What is clear is that the recently agreed increase in NHS funding cannot deliver improved services without the staff in place to make it happen.

The most recent data on the NHS workforce in England published late last week shows that vacancies for nurse and midwife posts continue to be at a historically high level with 34,700 vacancies advertised in the first quarter of this year. This is 5% more than the same period last year. Previous analysis showed that, despite rising demand pressures, the number of nurses barely grew between 2010 and 2017. The latest figures reveal that, once again, there has been almost no rise in the number of nurses, including in priority areas such as mental health.

In large part, these shortages have been of our own making, reflecting a lack of coherent national workforce planning and funding, exacerbated by a migration policy regime that has severely dented the UK's ability to recruit nurses and other health professionals from other countries. Brexit concerns amongst EU nurses are also now playing a part.

There are almost 700,000 nurse and midwives on the UK professional register, the ‘pool’ from which all employers must recruit. It has not grown in the last four years and one in five is aged 56 or older.  

More than 100,000 of those nurses, one in seven, were trained in another country.  International recruitment of nurses has always been a method used by the NHS to meet its nursing needs. A long-term perspective, illustrated below, highlights that at least one in every ten new nurses entering the UK register every year (and who are therefore eligible to practice) has come from another country. In most years this percentage inflow from other countries has been much higher – up to 50:50.

The recent drop in international inflow of nurses, as shown, does not reflect a lack of recruitment interest from UK employers. It is the result of a triple whammy:

  • the ‘hostile environment‘ approach from the current government to UK immigration, which prevented many non-EU nurses and doctors entering the UK to practice, and which has now been suspended after a campaign led by the British Medical Journal;
  • controversial changes in the regulatory requirements for English language testing (now partially reversed);
  • and the Brexit vote in mid-2016, after which there was rapid decline in the number of EU based nurses registering to practice in the UK.

The following chart shows the year-on-year number of nurses from the EU and from other international sources who have registered in the UK since 1990. This has ebbed and flowed across the period, rising notably at the beginning of last decade when the NHS actively recruited thousands of nurses from India and the Philippines to support workforce expansion. More recently there was a surge of recruitment from the EU countries of Portugal, Romania, Spain and Italy. However, since mid-2016 the EU inflow has crashed, and whilst the non-EU inflow has increased, it has not been at a pace to compensate for the drop in EU nurses.

Month-on-month inflow of EU nurse registrants over the last two years is shown below. The sharp drop occurred in mid-2016, at the time of the Brexit vote, and has since remained stubbornly below a hundred a month.

Polling conducted by Ipsos MORI in 2018 for the Health Foundation shows that most UK adults (71%) think the UK should continue to try to attract nurses from the European Union after the UK leaves the EU, even including almost two thirds (65%) of those who voted ‘leave’ in the EU referendum.

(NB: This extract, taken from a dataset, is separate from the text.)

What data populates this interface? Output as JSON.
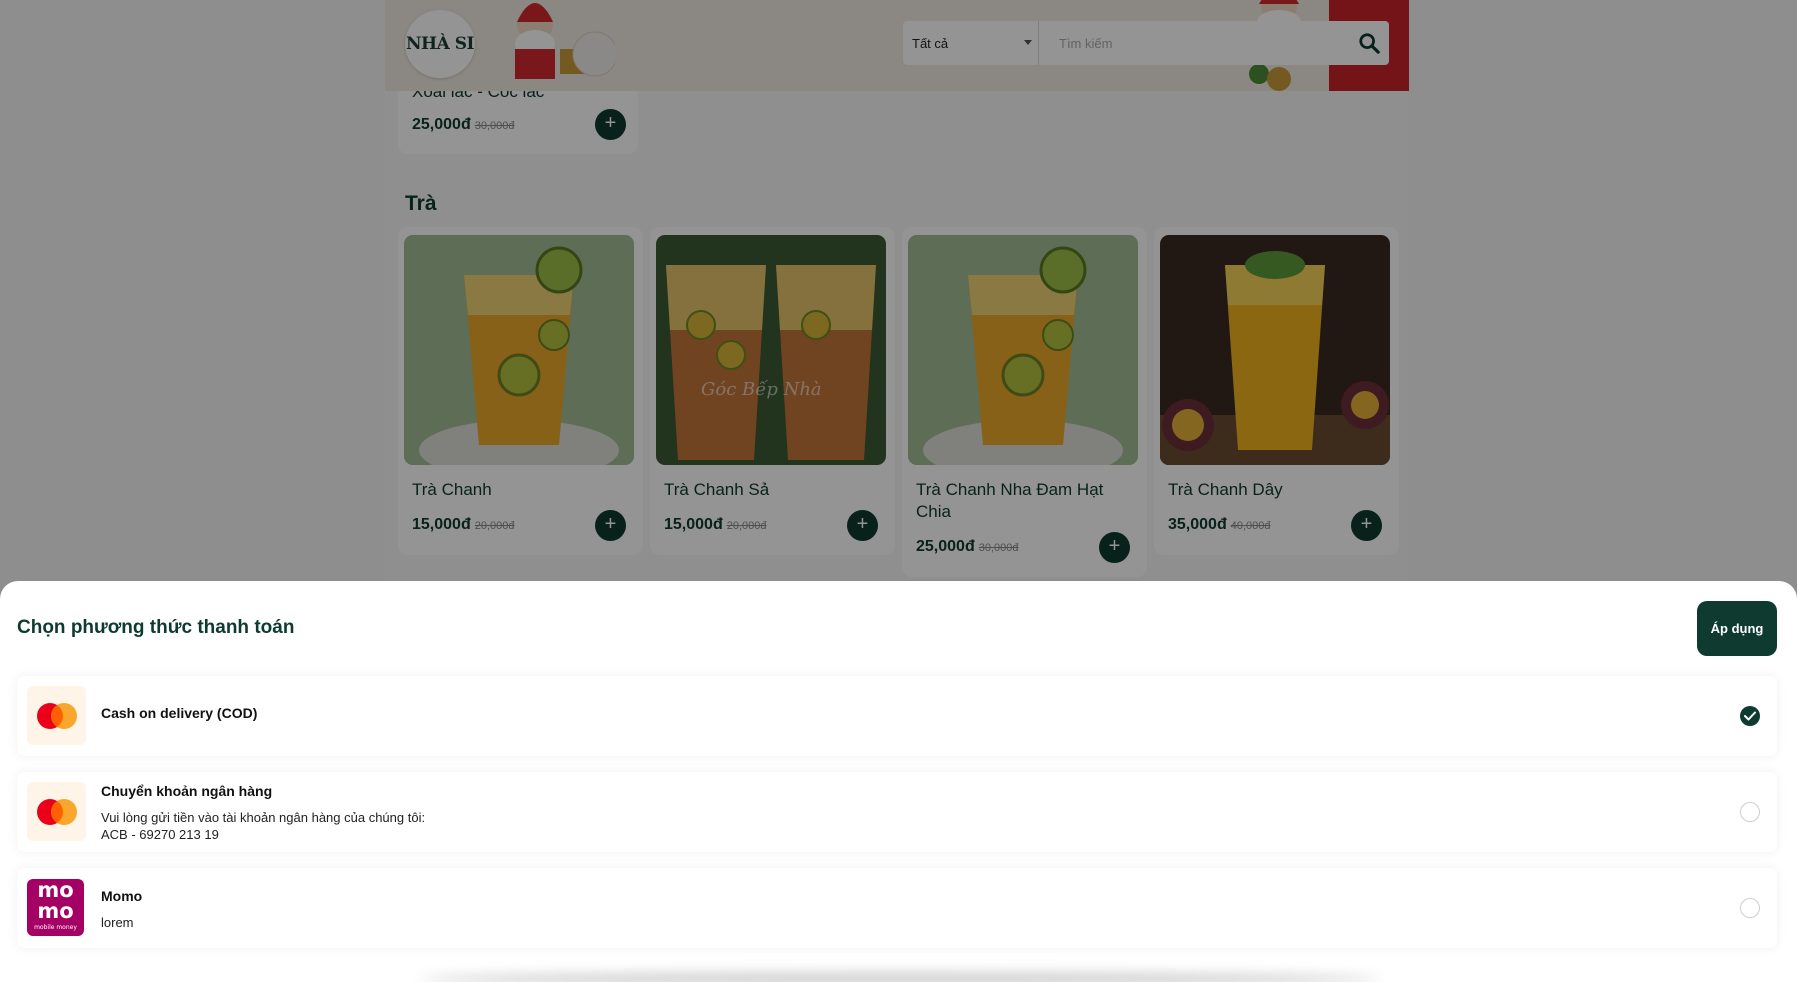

The drop in international nurses would be less concerning if it was the result of a deliberate policy linked to increased UK based training of nurses. There is no evidence that such policy coherence exists. The actual number of student nurses being trained in England has not increased, and ‘self-sufficiency’, if this means ending reliance on international recruits, is unlikely to be achievable in the foreseeable future given current high vacancy rates, the ageing nursing workforce, and retention indicators showing no substantial improvement.

The Department of Health and Social Care in England has recently announced a new advertising campaign marketing nursing as a worthwhile career. Positive images may help, but they need to match the reality on the wards and in the primary care centres. What is required, and what has been missing, is a joined-up and strategic approach to international recruitment of health professionals. This should involve government health departments, the Home Office, regulators and employers, and be embedded in overall national health workforce planning.

Professor James Buchan is a Senior Visiting Fellow at the Health Foundation and an international expert on health care workforce policy.